All these institutional failures stem from a deeper cultural rot—some we inherited, some we created, and none we ever confronted. The causes run deeper than politics or policy. The rich are obsessed with growing their wealth; the poor are left to survive by hook or by crook. Society rages against the rich while quietly aspiring to become them—often by the same means. It’s as if the tentacles of crony capitalism have wrapped around everyone, co-opting conscience itself.
And sadly, instead of inclusive economic institutions, we leave you crony capitalism—a system where only the wealthy and powerful can extract more wealth. Success is no longer a reflection of merit accessible to all; it’s a reflection of how adept you are at manipulating the system.

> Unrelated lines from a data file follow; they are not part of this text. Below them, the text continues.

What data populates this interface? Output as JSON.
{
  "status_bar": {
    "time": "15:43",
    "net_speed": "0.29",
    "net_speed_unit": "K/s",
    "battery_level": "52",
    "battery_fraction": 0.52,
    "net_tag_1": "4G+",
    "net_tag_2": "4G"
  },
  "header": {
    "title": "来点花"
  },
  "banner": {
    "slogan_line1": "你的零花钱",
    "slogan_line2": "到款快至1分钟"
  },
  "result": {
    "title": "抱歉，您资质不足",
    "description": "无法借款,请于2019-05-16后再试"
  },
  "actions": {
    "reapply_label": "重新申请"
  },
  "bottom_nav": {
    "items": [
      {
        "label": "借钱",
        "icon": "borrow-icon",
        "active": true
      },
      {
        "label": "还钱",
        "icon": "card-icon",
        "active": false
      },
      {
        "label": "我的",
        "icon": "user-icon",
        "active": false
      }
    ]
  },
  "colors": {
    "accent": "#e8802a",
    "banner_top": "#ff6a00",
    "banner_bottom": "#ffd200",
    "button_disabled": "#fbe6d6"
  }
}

Now let me describe how the tentacles of these extractive institutions slowly pull an ordinary person into corruption. I call it the Chakravyuha of saam (persuasion), daam (bribery), danda (coercion), and bhed (division). It often begins with good intentions: helping family, supporting colleagues, navigating bureaucracy. But soon, compromises become routine. Praise follows favours, and favours become currency. If you try to change it, the system doesn’t just resist—it punishes those who try. Integrity becomes inconvenient. Then isolating. Then dangerous.
This is the warning: you’ve inherited a society where corruption is so normalized that staying honest is not just hard—it’s radical.
Gen Z and Gen Alpha, you deserve better. I confess, on behalf of all who came before you, that we seemed incapable of admitting our mistakes. Perhaps that is where change begins—with honesty, with accountability, and with the hope that you will do what we could not.